About Us:
UNIQ Trials is a full-service Contract Research Organization (CRO) dedicated to navigating the complexities of bringing new medical products to market. With a legacy of excellence that began 15 years ago we have grown from a small, passionate team into a global network of experts committed to delivering high-quality services in medical writing, clinical monitoring, project management, biostatistics, data management, safety and medical monitoring, and quality assurance. Our international team continues to deliver innovative clinical trial solutions across diverse therapeutic areas, ensuring the success of every study we manage.
The role:
In this dynamic role, you will contribute to all aspects of medical and regulatory writing with a focus on oversight, independent QC, and hands-on development of key documents, particularly those that are time-sensitive or require internal ownership.
Key responsibilities include:
- Preparation of high-quality clinical and regulatory documents.
- Managing the full document lifecycle from drafting through review, amendment, and finalization
- Acting as an independent QC layer, ensuring documents comply with GCP, internal processes, and applicable local and international regulations
- Supporting low-level regulatory affairs activities, including administrative back-and-forth associated with IND submissions
- Final PDF publishing and preparation of documents for regulatory submissions
- Collaborating with cross-functional internal teams and external partners to deliver high-quality documents aligned to project timelines
- Maintaining accurate and up-to-date information in project trackers, regulatory databases, and document management systems
- Providing operational and administrative support across medical and regulatory activities where required
- Supporting programs across US and EMEA regulatory landscapes
- Developing and maintaining scientific, medical, and technical knowledge relevant to the company’s clinical studies.

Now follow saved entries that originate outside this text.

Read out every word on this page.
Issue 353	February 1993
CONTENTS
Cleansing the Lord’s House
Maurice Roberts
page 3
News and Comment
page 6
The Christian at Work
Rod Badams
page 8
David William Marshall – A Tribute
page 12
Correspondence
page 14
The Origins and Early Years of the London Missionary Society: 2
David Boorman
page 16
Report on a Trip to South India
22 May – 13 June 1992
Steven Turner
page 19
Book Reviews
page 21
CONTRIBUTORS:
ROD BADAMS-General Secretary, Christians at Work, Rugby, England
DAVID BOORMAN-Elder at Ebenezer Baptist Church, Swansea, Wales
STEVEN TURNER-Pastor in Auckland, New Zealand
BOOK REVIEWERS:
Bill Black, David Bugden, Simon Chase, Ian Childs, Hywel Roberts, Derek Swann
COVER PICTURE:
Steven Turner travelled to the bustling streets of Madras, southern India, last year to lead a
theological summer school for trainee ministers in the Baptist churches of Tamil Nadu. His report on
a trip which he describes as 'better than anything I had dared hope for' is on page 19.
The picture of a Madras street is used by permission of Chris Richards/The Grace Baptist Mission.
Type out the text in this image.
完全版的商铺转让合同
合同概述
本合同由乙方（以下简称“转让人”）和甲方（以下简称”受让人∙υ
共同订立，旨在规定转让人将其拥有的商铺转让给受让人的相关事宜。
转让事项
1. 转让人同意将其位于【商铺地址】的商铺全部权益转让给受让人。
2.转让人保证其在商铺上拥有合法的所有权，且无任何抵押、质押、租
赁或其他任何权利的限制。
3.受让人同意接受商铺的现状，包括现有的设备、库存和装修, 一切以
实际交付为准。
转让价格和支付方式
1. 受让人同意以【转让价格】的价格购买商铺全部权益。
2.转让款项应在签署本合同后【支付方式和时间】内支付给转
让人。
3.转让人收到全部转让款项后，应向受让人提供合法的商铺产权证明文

To be successful in the role, we’re looking for candidates with:
- A minimum of 3+ years’ experience in medical/scientific writing within pharma, biotech, CRO, medical communications, or related industries
- A solid understanding of the clinical trial environment (GxP) and applicable regulatory guidelines
- Experience translating complex scientific concepts into clear, plain-language documents
- Exposure to regulatory writing and low-level RA activities
- Exceptional written and verbal communication skills and strong gramma
The Environment
- Hands-off management style with strong support when needed
- Open, collaborative culture
- Fast-paced work with demanding deadlines — efficiency and accuracy are critical
- Opportunity for growth and progression as the organisation scales
- Flexible locations and remote working arrangements.